How to Spot an Android Trojan
A recent report warns that Android malware is twice as common as it was six months ago. Here's how you can separate the bad apps from the good.Malware that targets Android phones is on the rise. According to a recent report from mobile security specialists at Lookout, Android users are more than twice as likely to encounter nefarious software today than they were six months ago. When did downloading apps become a contact sport?
The open nature of the platform and the ease with which developers can upload apps in Google’s official Android Market are partially to blame. The same accessibility that makes Android attractive to phone manufacturers and developers has attracted the attention of mischief-makers and malware creators out to make a quick buck.
Fortunately, mobile devices have some inherent protections that don’t exist on traditional PCs. For any malware to infect your phone, you need to take some kind of action for it to happen—usually downloading and installing an app. That’s the good news. The bad news is that there are hundreds of thousands of Android apps, spread over several app stores. No cell phone is an island—you’ve got to download something at some point.
If you’re an Android user, there are a number of precautions you can take to better protect yourself (first thing: use a lock code on your phone).
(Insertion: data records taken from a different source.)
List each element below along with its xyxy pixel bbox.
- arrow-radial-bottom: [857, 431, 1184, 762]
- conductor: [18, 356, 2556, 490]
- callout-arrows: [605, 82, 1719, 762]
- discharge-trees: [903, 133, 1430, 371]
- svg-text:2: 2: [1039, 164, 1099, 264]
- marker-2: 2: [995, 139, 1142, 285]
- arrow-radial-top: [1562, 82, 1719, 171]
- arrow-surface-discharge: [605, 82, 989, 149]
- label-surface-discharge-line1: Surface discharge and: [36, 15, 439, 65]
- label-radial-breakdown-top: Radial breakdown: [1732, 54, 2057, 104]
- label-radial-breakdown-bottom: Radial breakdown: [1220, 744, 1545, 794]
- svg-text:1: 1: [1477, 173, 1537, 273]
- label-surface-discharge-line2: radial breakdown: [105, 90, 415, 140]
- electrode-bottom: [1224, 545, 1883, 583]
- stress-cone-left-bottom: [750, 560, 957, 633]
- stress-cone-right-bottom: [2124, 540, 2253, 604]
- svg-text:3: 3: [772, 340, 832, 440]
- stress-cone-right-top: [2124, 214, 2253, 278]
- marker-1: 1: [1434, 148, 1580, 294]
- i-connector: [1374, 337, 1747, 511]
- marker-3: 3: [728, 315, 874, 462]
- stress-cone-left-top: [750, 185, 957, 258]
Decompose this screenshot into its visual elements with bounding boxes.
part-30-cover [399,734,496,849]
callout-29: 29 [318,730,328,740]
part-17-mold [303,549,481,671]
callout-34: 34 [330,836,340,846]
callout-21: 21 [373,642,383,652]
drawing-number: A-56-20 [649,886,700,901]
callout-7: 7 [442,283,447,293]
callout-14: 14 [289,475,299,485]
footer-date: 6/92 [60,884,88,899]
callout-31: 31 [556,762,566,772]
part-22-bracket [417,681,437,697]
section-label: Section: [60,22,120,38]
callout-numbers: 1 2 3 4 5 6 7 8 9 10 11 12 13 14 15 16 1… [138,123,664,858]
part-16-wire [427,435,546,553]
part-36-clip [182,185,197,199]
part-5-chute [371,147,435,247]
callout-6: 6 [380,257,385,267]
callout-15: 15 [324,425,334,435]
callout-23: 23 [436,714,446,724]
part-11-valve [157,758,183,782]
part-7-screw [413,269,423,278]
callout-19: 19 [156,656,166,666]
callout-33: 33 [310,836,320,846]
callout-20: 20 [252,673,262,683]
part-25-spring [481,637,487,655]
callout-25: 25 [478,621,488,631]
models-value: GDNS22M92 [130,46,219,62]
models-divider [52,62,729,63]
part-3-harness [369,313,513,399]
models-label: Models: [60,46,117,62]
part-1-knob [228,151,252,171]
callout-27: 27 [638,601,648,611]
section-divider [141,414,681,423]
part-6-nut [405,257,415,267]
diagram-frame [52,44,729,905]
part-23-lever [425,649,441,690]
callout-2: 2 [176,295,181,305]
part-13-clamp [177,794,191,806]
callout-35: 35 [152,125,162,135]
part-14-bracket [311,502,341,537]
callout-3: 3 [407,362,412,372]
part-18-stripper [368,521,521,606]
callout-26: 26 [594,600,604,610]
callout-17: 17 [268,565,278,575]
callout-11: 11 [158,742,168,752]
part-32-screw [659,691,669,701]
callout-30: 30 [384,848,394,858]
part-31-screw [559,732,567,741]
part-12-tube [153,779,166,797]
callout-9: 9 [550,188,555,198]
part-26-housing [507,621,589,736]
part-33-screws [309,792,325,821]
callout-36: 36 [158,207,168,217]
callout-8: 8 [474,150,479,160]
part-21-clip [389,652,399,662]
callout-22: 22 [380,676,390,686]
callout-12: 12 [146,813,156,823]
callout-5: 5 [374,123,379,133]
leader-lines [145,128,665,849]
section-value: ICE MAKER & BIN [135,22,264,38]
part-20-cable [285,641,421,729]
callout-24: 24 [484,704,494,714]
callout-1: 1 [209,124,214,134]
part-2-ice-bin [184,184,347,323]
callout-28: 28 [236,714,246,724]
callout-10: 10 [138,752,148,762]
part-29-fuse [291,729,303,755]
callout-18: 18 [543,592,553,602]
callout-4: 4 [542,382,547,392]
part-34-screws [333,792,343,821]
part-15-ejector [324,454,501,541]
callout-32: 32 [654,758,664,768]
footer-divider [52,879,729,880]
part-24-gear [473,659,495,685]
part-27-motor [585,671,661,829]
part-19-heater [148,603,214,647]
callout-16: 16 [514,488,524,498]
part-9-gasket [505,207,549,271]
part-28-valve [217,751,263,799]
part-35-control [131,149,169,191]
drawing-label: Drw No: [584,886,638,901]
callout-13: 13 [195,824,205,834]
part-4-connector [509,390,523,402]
Downloading from only “trusted” sources is always good advice, but how do you know who to trust? Lots of great apps come from little developers and small businesses that most people wouldn’t recognize. How can you tell the difference between them and the bad guys?
There are a number of warning signs to help you spot evildoing Android apps, and we’ve compiled them below. But the main ingredient in protecting yourself is always vigilance. Read before you download—and after. Don’t blindly click on things (like permissions agreements) with wild abandon. All the rules below are essentially extensions of the golden rule of all security: stay on guard.
1. Look Up the Developer
When DroidDream, the first trojan to appear in the official Android Market, was discovered, th apps that contained the malware were from developers with names like Kingmall2010 and we20090202. Likewise, they hadn’t even replaced the default Android icon on the apps’ description pages. If there’s no real logo, and you haven't heard of the developer, at least Google the developer's name to see if it's legit.
2. Be Wary of Knock-Off Games
Games are trap of choice among many malware creators. Casual gaming on phones has been skyrocketing in recent years—no surprise when many apps cost just a buck or two. If it’s free, even better, right? Wrong. Some trojans disguise themselves as free versions of paid games, just with malware. Late last year a trojan dubbed “Gemini,” which recruited infected phones into a botnet, was found in various pirated versions of Android games, including President vs. Aliens and Baseball Superstars. If you think you're getting something for free that you would otherwise have to pay for, consider that you may be paying in another way: with your security.
2. Examine App Permissions
Every app in the Android Market has a page that explains what permissions you need to grant it for it to work properly. However, if that app actually ends up trying to grab more permissions than listed, that’s a huge red flag. Be sure to read any permissions requests carefully—why is a game asking to see your contact list, for instance? If you suspect any Android app of being malware, go to Manage Applications in your phone settings to check what items it has access to.
4. Negative Reviews
It’s fairly obvious, though it bears pointing out: If an app has several user reviews condemning it as malware, it’s probably malware. But even if an infected app’s nefarious payload hasn’t been discovered, its doubtful the creator hasn’t taken pains to make the app any good, and the reviews will probably reflect that. Bad reviews aren’t often a smoking gun, though: malware apps usually aren’t in app stores long enough for these to be a real guide, but that leads to another tip: if the app is brand new, and it’s not from a brand you know, wait a few days before you download.
5. Location Matters
Unlike other mobile platforms, Android has several third-party app stores, of varying quality and legitimacy. On top of that, the official Android Market is not available in some countries. China is the most notable notable one, and it’s no coincidence that the majority of Android trojans appear to originate from there. Most foreign Trojan developers don't invest in high-quality English-language marketing materials. Things like broken English, some details left blank, and incomprehensible strings of characters should all have you running away fast.